Que ce soit par simple curiosité, insouciance, manque d’information ou d’expérience, la prise de risque est omniprésente chez les jeunes. Mais du risque à l’accident, la frontière est souvent trop étroite.

TYPOLOGIE D’UN ACCIDENT

Les jeunes sont particulièrement touchés par la mortalité routière. Ils ne représentent que 8,8 % de la population française mais 20,8 % des personnes tuées sur la route.

Les week-ends sont particulièrement meurtriers (43 % des tués âgés de 18 à 24 ans).

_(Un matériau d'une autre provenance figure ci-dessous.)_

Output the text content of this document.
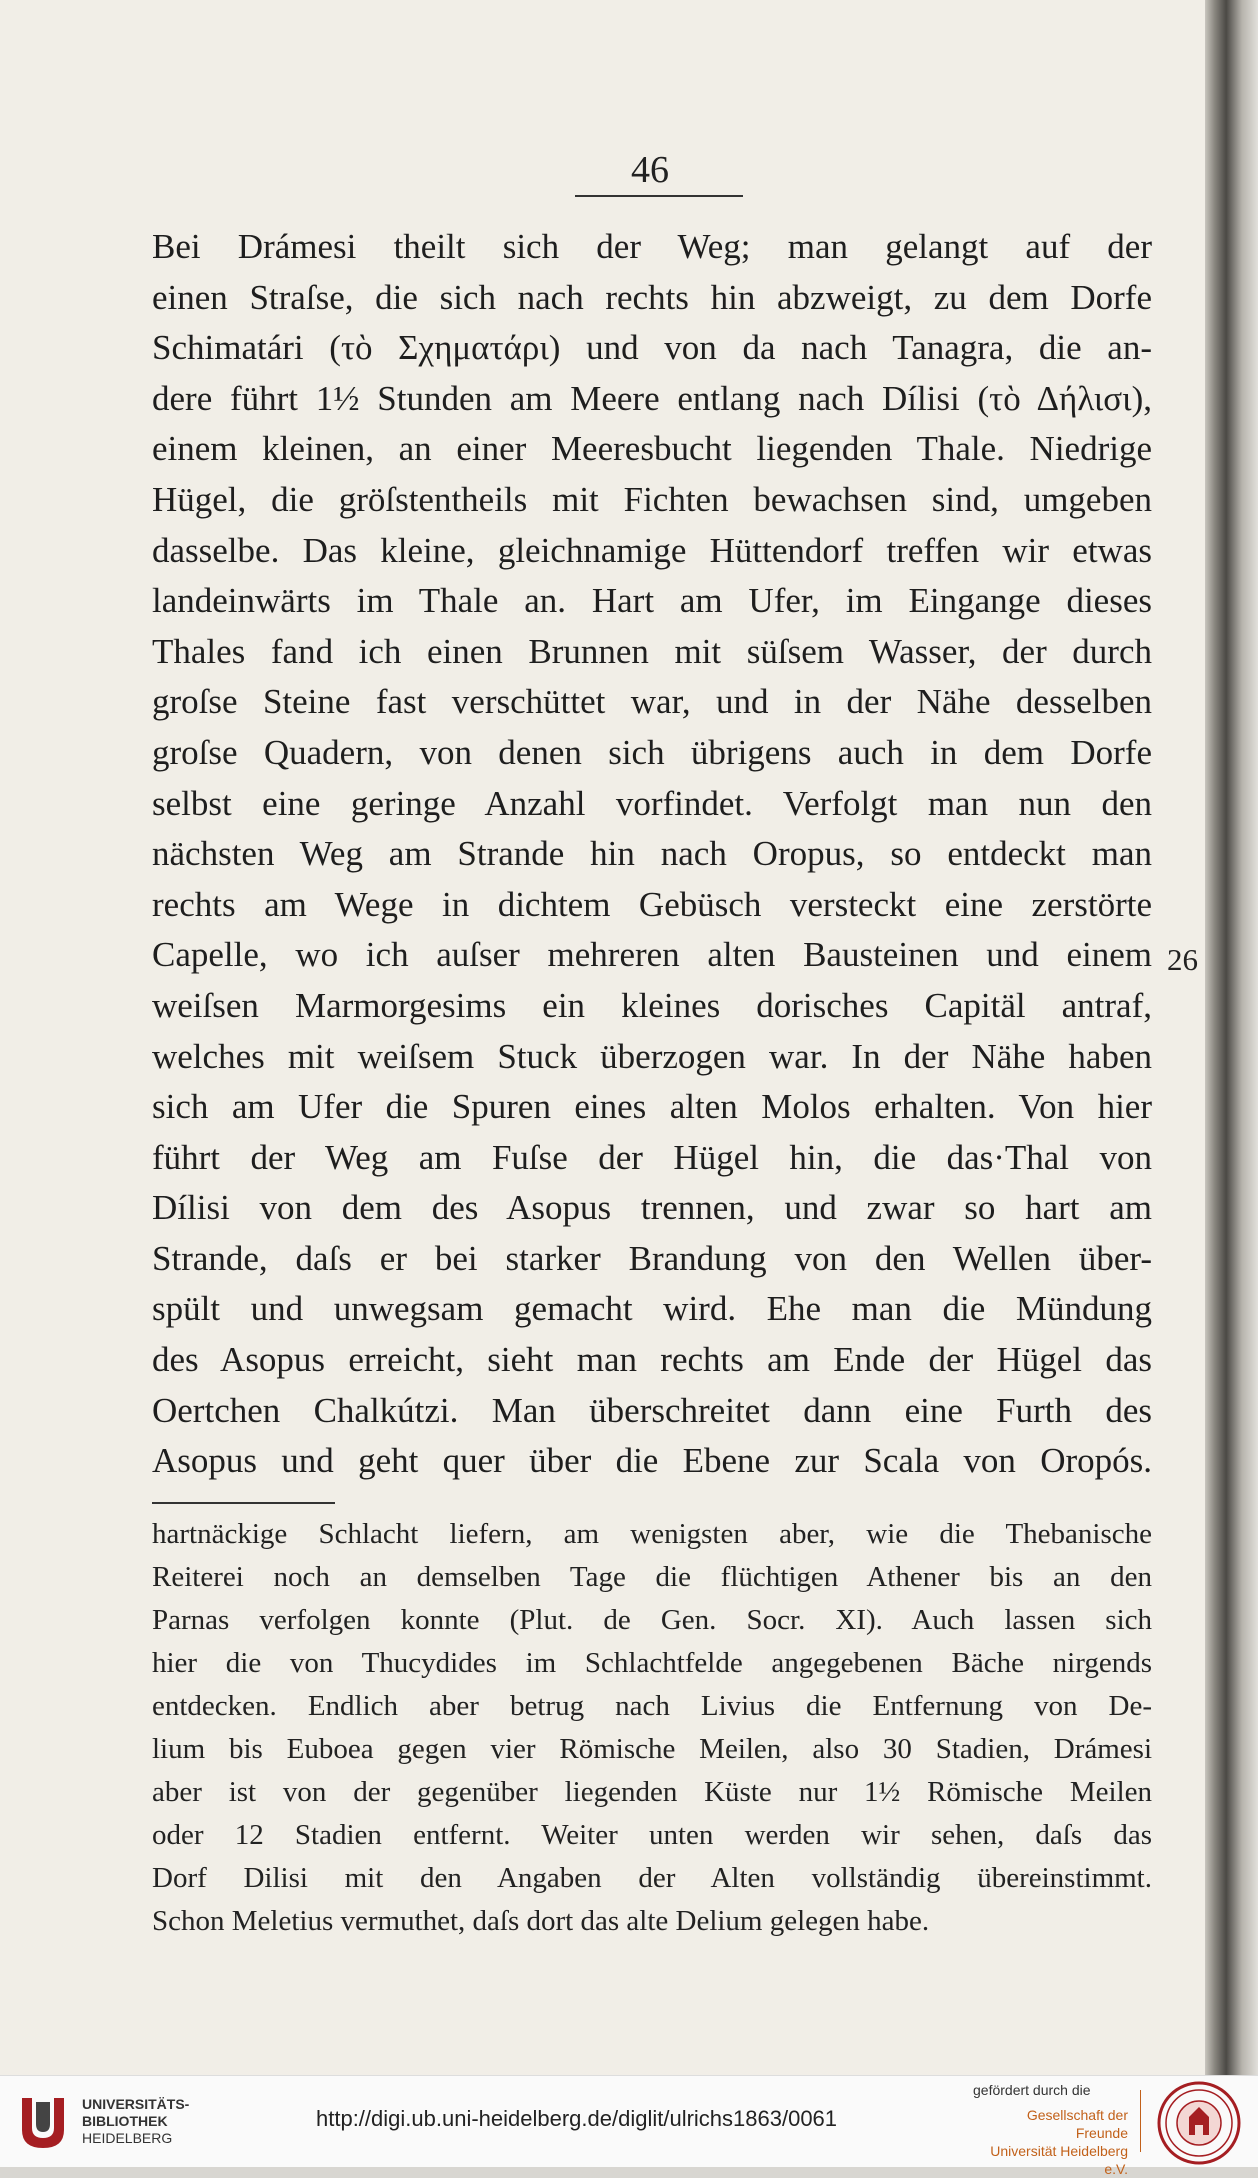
46
Bei Drámesi theilt sich der Weg; man gelangt auf der
einen Straſse, die sich nach rechts hin abzweigt, zu dem Dorfe
Schimatári (τὸ Σχηματάρι) und von da nach Tanagra, die an-
dere führt 1½ Stunden am Meere entlang nach Dílisi (τὸ Δήλισι),
einem kleinen, an einer Meeresbucht liegenden Thale. Niedrige
Hügel, die gröſstentheils mit Fichten bewachsen sind, umgeben
dasselbe. Das kleine, gleichnamige Hüttendorf treffen wir etwas
landeinwärts im Thale an. Hart am Ufer, im Eingange dieses
Thales fand ich einen Brunnen mit süſsem Wasser, der durch
groſse Steine fast verschüttet war, und in der Nähe desselben
groſse Quadern, von denen sich übrigens auch in dem Dorfe
selbst eine geringe Anzahl vorfindet. Verfolgt man nun den
nächsten Weg am Strande hin nach Oropus, so entdeckt man
rechts am Wege in dichtem Gebüsch versteckt eine zerstörte
Capelle, wo ich auſser mehreren alten Bausteinen und einem
weiſsen Marmorgesims ein kleines dorisches Capitäl antraf,
welches mit weiſsem Stuck überzogen war. In der Nähe haben
sich am Ufer die Spuren eines alten Molos erhalten. Von hier
führt der Weg am Fuſse der Hügel hin, die das·Thal von
Dílisi von dem des Asopus trennen, und zwar so hart am
Strande, daſs er bei starker Brandung von den Wellen über-
spült und unwegsam gemacht wird. Ehe man die Mündung
des Asopus erreicht, sieht man rechts am Ende der Hügel das
Oertchen Chalkútzi. Man überschreitet dann eine Furth des
Asopus und geht quer über die Ebene zur Scala von Oropós.
26
hartnäckige Schlacht liefern, am wenigsten aber, wie die Thebanische
Reiterei noch an demselben Tage die flüchtigen Athener bis an den
Parnas verfolgen konnte (Plut. de Gen. Socr. XI). Auch lassen sich
hier die von Thucydides im Schlachtfelde angegebenen Bäche nirgends
entdecken. Endlich aber betrug nach Livius die Entfernung von De-
lium bis Euboea gegen vier Römische Meilen, also 30 Stadien, Drámesi
aber ist von der gegenüber liegenden Küste nur 1½ Römische Meilen
oder 12 Stadien entfernt. Weiter unten werden wir sehen, daſs das
Dorf Dilisi mit den Angaben der Alten vollständig übereinstimmt.
Schon Meletius vermuthet, daſs dort das alte Delium gelegen habe.
UNIVERSITÄTS-
BIBLIOTHEK
HEIDELBERG
http://digi.ub.uni-heidelberg.de/diglit/ulrichs1863/0061
gefördert durch die
Gesellschaft der Freunde
Universität Heidelberg e.V.
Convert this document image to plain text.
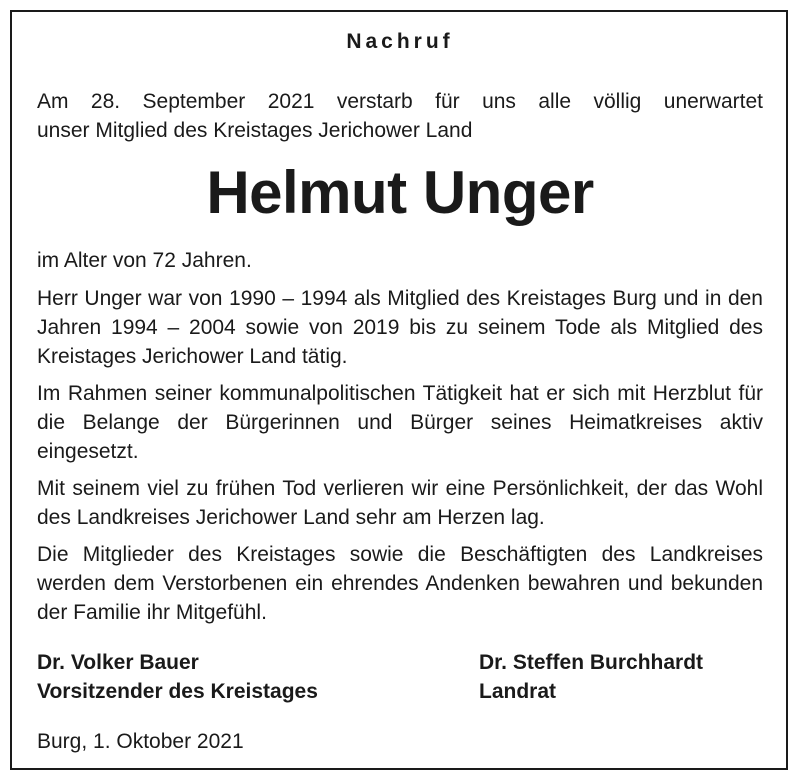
Nachruf
Am 28. September 2021 verstarb für uns alle völlig unerwartet
unser Mitglied des Kreistages Jerichower Land
Helmut Unger
im Alter von 72 Jahren.

Herr Unger war von 1990 – 1994 als Mitglied des Kreistages Burg und in den Jahren 1994 – 2004 sowie von 2019 bis zu seinem Tode als Mitglied des Kreistages Jerichower Land tätig.

Im Rahmen seiner kommunalpolitischen Tätigkeit hat er sich mit Herzblut für die Belange der Bürgerinnen und Bürger seines Heimatkreises aktiv eingesetzt.

Mit seinem viel zu frühen Tod verlieren wir eine Persönlichkeit, der das Wohl des Landkreises Jerichower Land sehr am Herzen lag.

Die Mitglieder des Kreistages sowie die Beschäftigten des Landkreises werden dem Verstorbenen ein ehrendes Andenken bewahren und bekunden der Familie ihr Mitgefühl.

Dr. Volker Bauer
Vorsitzender des Kreistages
Dr. Steffen Burchhardt
Landrat
Burg, 1. Oktober 2021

Tout comme les nuits (59 % des décès contre 44 % pour les autres classes d’âge). La nuit est intimement associée à la transgression, au plaisir, à la fête et à l’ivresse des sens. Précision importante : une mort sur deux s’explique par le seul comportement du conducteur (en deux ou quatre roues), l’accident n’ayant impliqué qu’un seul véhicule et aucun piéton. Ces conditions dans lesquelles se déroulent les accidents sont quasiment les mêmes dans tous les pays et peuvent se résumer de la façon suivante : dans la nuit du samedi au dimanche, entre 1 heure et 6 heures du matin, trajet retour d’une sortie de week-end (discothèques, pubs, fêtes, bals, soirées entre amis), accident à un seul véhicule impliqué, perte de contrôle en courbe, collision frontale avec un arbre ou un obstacle fixe.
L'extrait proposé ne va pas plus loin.